Municipal Building in Whitland, Wales

Whitland Town Hall (Neuadd y Hendy-gwyn) is a municipal building located on King Edward Street in Whitland in Carmarthenshire in Wales. The structure is currently used as the offices and meeting place of Whitland Town Council.

== History ==
The building was commissioned for retail and industrial use by the Whitland Industrial Co-operative Society in the early 20th century. The site they selected was on the corner of King Edward Street and Cross Street on the south side of the town, just to the north of Whitland railway station. The rail connection was important as the local co-operative society's activities included dispatching milk from local farms via the local railway station in railway milk tankers to outlets throughout London.
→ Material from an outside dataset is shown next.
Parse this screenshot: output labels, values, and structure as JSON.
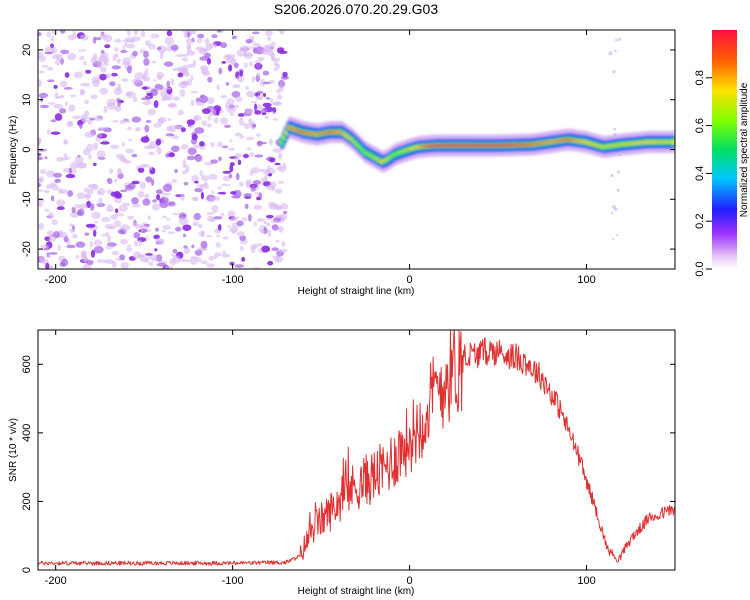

The building was designed in the Vernacular style, built in brick with a cement render finish and was completed in 1904. The design involved a symmetrical main frontage of three bays facing onto King Edward Street. The central bay featured a doorway, flanked by a pair of iron columns supporting a timber canopy. There were shop fronts on either side of the doorway. The first and second floors were both fenestrated by casement windows and there was a single casement window at attic level in the gable above. The ground floor was originally used by the Whitland Industrial Cooperative Society as a shop and the first floor was made available for public meetings. The whole structure became known as the Town Hall Buildings.

The ground floor was later used as a butcher's shop. In 1951, its upper floor was converted for use as the Coliseum cinema, and the remainder was converted into a staff and social club. In 1964, the social club took over the cinema and converted it into a bingo hall. The building was not used for municipal purposes at that time: although the local authority for the area, Whitland Rural District Council was named after the town, the council established its offices at Market Square in Narberth, rather than at the Town Hall Buildings. Similarly, the local parish council for Whitland was based on St Mary Street rather than at the Town Hall Buildings. However, the building was acquired by an independent board of trustees, so that it could be managed on behalf of the community, in 1973, and the board was registered as a charity in 1979.

The building was then refurbished in 1992, to provide a small library on the ground floor, a main hall able to seat 200 people, and a mayoral parlour in which meetings of the successor body to the parish council, Whitland Town Council, could be held. It has since also become the location for the food bank for local people in financial difficulty.